STOP! If you are curious about the beginning of this story read this post about how I planted the prairie seed. That is a very detailed post about the beginning of the process and includes some “how to” information. This post is just going to be a quick check in and will talk a little about first year management.
As a reminder, prairie restoration/planting is a process and a relatively long one at that. I will not know whether I have established anything worthy of being a called a prairie for another 2 YEARS. However, I want to document this process at every step so here goes the first update.
I planted the prairie by broadcasting seed on bare earth late October 2020. Iowa proceeded to have about a month and a half of no precipitation. OH NO! I watered a little but it’s a large area so It likely did little good. We had a fairly “normal” winter for Iowa – snowy, with persistent snow cover. YAY! But the snowy weather didn’t really move in until mid-December so there was a solid month and half where the seed just baked on the ground and was available for birds and other seed foragers. OH NO!
There was one period of bitterly cold weather. I have no idea how this may have impacted the seed which was under an insulative layer of snow. MEH? Late winter after snow melt we got unseasonably warm temperatures and a full week of rain. YAY! Then we entered into a month long period without a drop of precipitation. OH NO! Now we are back into drought conditions. OH NO!
If it’s not clear from the above, it’s been a roller coaster and I’ve second-guessed my timing and planting process a millionty, billionty times. If you’re thinking, “WOW, lady, just chill out. You can always plant again.” I can. You’re right. But did I mention it takes three years for prairie to even start coming into its own? Did I mention this seed cost over $300 (this is a lot in my budget!)? Did I mention I was gifted a generous amount of seed from a friend who hand harvested out of his own prairie? Basically, I’m really invested in this prairie.
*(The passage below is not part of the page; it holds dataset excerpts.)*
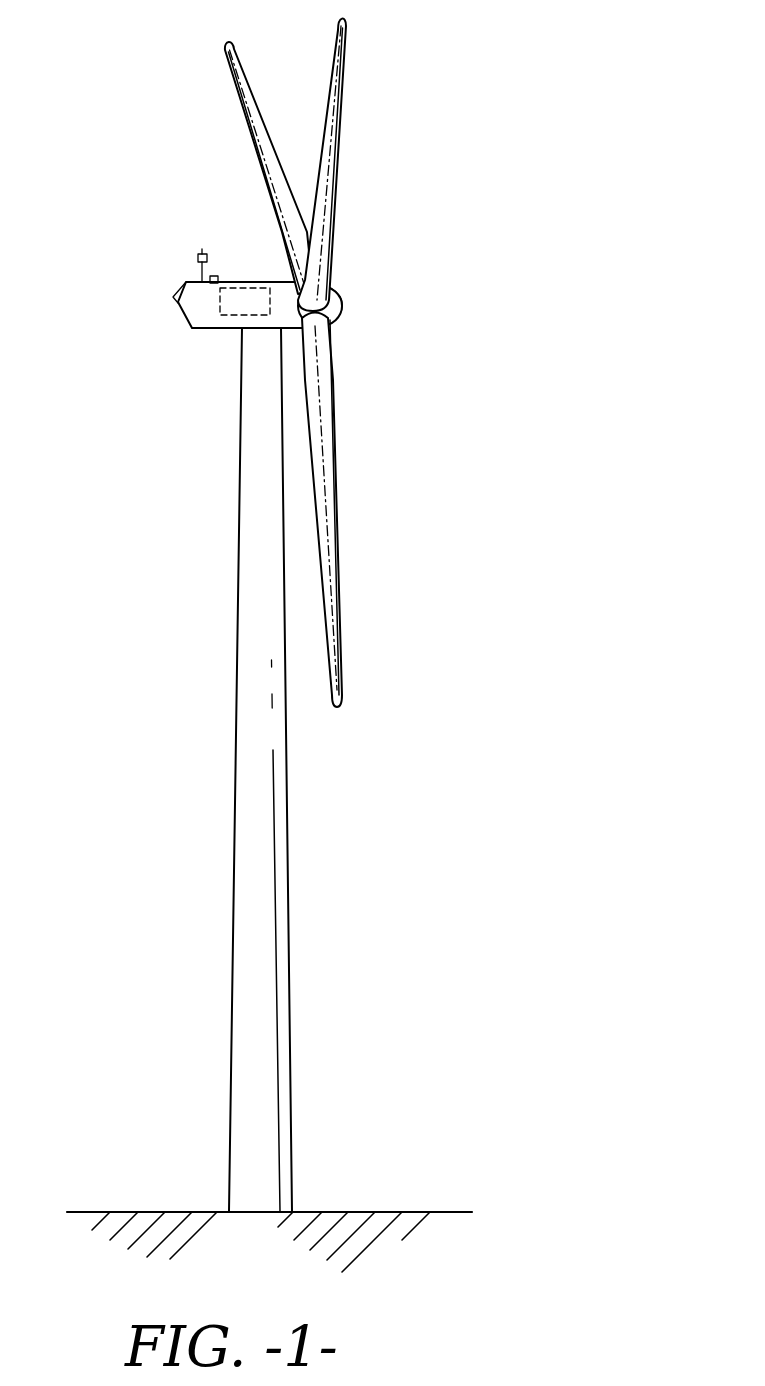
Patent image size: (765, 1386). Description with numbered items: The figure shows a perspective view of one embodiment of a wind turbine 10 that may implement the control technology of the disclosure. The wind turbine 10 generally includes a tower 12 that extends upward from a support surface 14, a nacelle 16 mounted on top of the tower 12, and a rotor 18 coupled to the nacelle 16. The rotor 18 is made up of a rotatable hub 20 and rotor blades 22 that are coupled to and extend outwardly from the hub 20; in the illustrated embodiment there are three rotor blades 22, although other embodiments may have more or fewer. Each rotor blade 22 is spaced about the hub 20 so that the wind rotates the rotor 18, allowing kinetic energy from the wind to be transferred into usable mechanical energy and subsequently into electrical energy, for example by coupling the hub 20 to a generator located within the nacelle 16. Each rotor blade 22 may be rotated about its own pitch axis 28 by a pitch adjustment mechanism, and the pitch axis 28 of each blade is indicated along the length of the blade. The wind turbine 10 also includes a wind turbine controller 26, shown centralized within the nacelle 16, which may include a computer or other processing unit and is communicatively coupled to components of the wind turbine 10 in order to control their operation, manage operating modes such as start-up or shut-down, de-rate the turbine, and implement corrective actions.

The wind turbine 10 is at (314, 636).
The tower 12 is at (245, 892).
The support surface 14 is at (152, 1211).
The nacelle 16 is at (213, 328).
The rotor 18 is at (350, 272).
The rotatable hub 20 is at (343, 306).
The rotor blade 22 is at (334, 67).
The wind turbine controller 26 is at (248, 282).
The pitch axis 28 is at (268, 200).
After all those ups and downs, how is it doing now? First, it took a long time to fill in with green. It was bare ground with a few scraggly plants here and there until about a month ago (so until early-mid May). Currently it is covered with green… but it’s almost ALL weeds and not of the prairie variety. Lots of plantain, dandelion, some ragweed, a few grasses, clover, wood sorrel.
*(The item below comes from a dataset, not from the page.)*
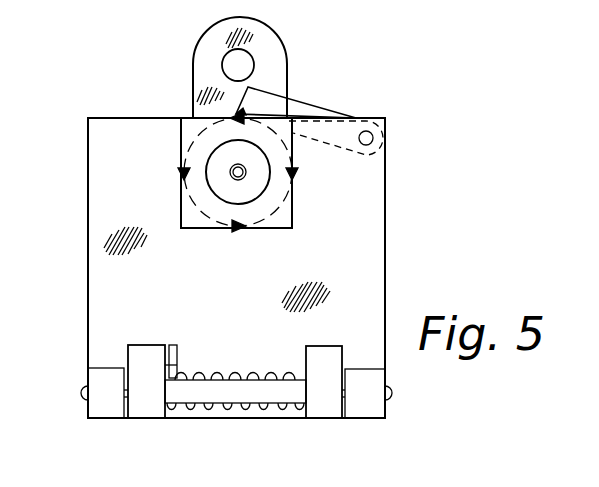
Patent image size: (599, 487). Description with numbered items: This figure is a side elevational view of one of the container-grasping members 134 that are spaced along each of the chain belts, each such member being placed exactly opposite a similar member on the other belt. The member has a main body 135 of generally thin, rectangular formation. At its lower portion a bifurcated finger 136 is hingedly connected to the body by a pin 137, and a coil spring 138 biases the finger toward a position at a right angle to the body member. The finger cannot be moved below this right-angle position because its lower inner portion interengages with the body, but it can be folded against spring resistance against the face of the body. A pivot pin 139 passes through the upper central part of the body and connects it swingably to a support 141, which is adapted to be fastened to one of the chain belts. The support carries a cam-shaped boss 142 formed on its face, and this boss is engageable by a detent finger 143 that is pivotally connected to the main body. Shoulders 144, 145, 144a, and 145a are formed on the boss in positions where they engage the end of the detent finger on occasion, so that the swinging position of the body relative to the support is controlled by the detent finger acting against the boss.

However, in the last week, I have finally, FINALLY, started to spot some scattered plants that are clearly prairie plants. The collage above shows several of them. I can’t identify most of them but I’m pretty sure there is echinacea, gray-headed coneflower and, the one I did positively i.d., a tiny Whorled Milkweed, which is a great find. They are still by far in the minority but they’ve made me a little less anxious.
Now that there is some vegetation, I’ve started to more actively manage the planted area. This first year, that means keeping it mowed to about 6″ height. This keeps the weeds in check, while the prairie plants take the time to develop their extensive root systems. It’s an attempt to give the prairie plants a competitive advantage.
I also broke down and watered with a sprinkler as we are in another period of semi-drought. I’ve never even owned a sprinkler in my adult life because I associate them with watering lawns which is just dumb. I’m borderline, anti-sprinkler. Regardless, I went out and bought one so I could baby this little patch of prairie. To be clear, I don’t have to water this with the same frequency and intensity I do my vegetable garden or other establishing perennials. Plus, once established the prairie plants will be very drought tolerant. However, for this first year, I am trying to give them every little boost that I can. If we continue without rain I may try to water every 10 days – 2 weeks, if we don’t get put under water use restrictions.
That’s the 8 month(ish) check in on the prairie. Establishing prairie takes patience…something I don’t have in abundance but it’s been interesting and I hope will end up being rewarding. Have you ever tried to restore some native prairie? What was your experience like?
Take care everyone and remember to get rid of as much lawn as possible!